Shropshire Star

Some ticklish Shropshire facts about Doddy

We can't let Doddy disappear to that great laughter factory in the sky without tickling up some Shropshire memories of him.

Published
Doddy was presented with a giant jam butty when he came to Dawley in 1980, served up by fellowLiverpudlian,Telford Development Corporation's caterer David Alexander, of Wellington.

Of course he appeared in the county more times than you can shake a tickling stick at. So we'll have to be highly selective in taking a dip into our archives and coming up with one or two Shropshire links to Ken Dodd that may be new to you.

In a 1976 interview he told of his love for the county and how he was hoping to move into a new home in Shropshire in the near future.

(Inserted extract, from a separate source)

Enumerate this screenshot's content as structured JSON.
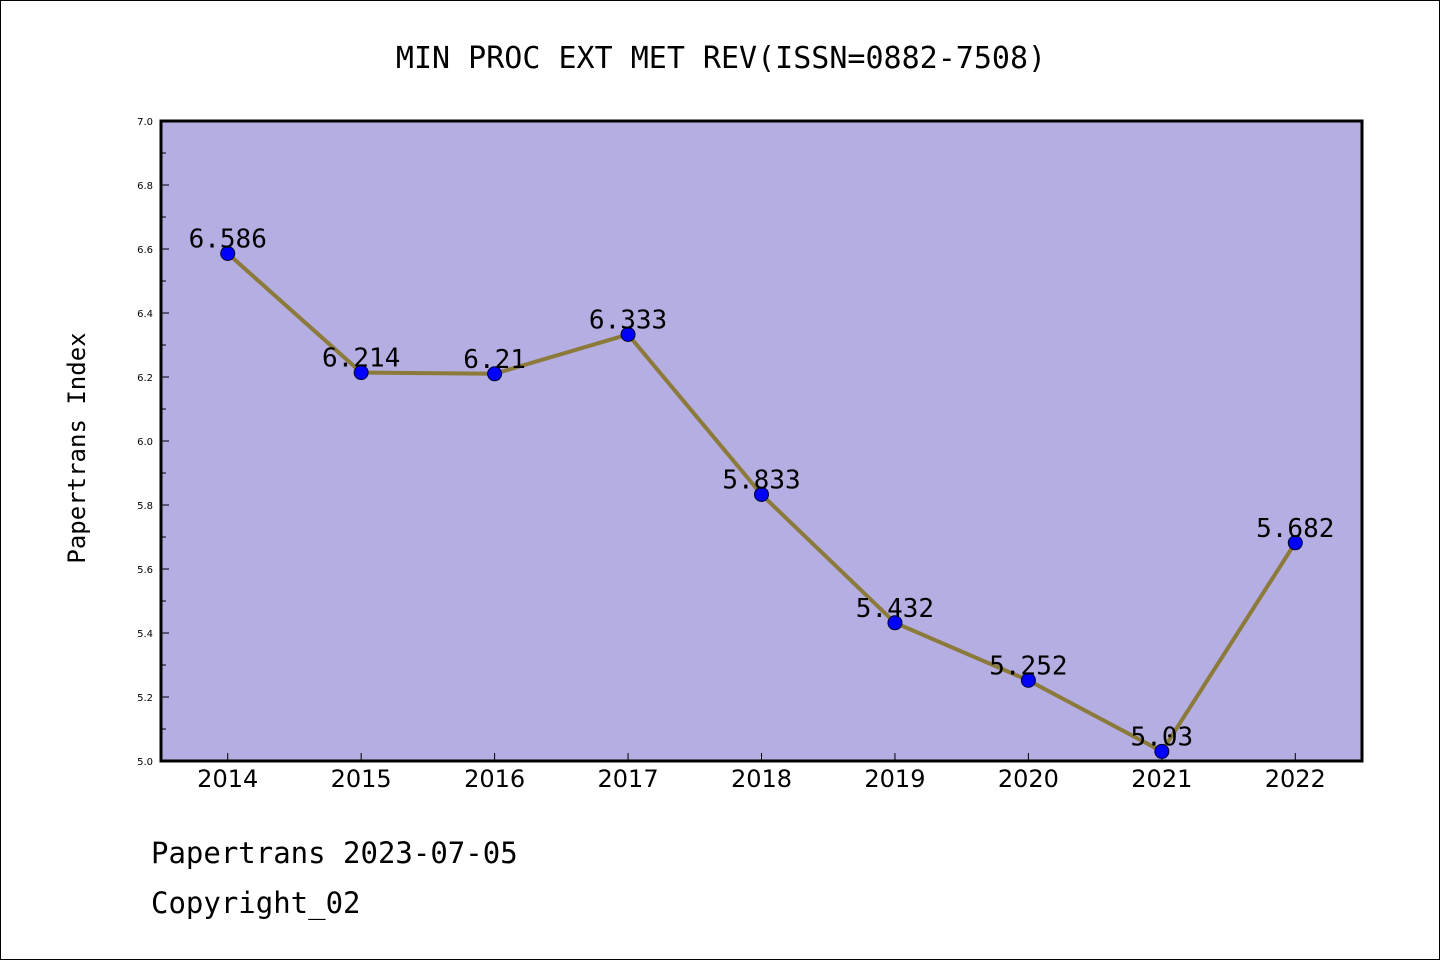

"It will be somewhere to relax and rest. I am so proud to own that little bit of England," he said.

However, he famously never moved from Knotty Ash. And his "Shropshire home" near Whitchurch - at Wirswall, so actually on the Shropshire-Cheshire border - lay deserted and overgrown, and nobody ever saw him there.

In fact, at the time of Sir Ken's famous tax fraud trial in 1989, his counsel told the court that the electricity had never been connected and it had never been lived in.

Doddy had probably acquired it around 1973 when he was reported to be negotiating for some property in Shropshire "only for investment purposes."

That rambling country house was bought by him for £26,500 and by the time of his trial was worth £250,000.

Doddy was also, very briefly, a Shropshire schoolboy when he was evacuated to the county town along with thousands of other Liverpool children at the start of the war.

"I was in Shrewsbury. I can't remember the name of the people, it was such a long time ago, but I went to the Priory School for a couple of months.

"I love Shropshire. It's a beautiful county. My uncle lived in Grinshill," he said in a 1982 interview.

He also had an aunt who lived in Shrewsbury who died in the 1970s.

Of all his Shropshire visits and shows, let's pick out just one - when the joke was on him.

In September 1980 he came to Telford to open the new traffic-free centre of Dawley. But Telford's roundabouts and road signs did their job, and he became hopelessly lost.

"Everywhere we went, we made for Telford," he explained to the large crowd after arriving 45 minutes late.

"We went on a tour of Telford. We thought it was one place - it's a dozen places. We've been to about five different Telfords this morning."

Opening the newly traffic-free Dawley High Street he said: "Good luck to all who sell in her."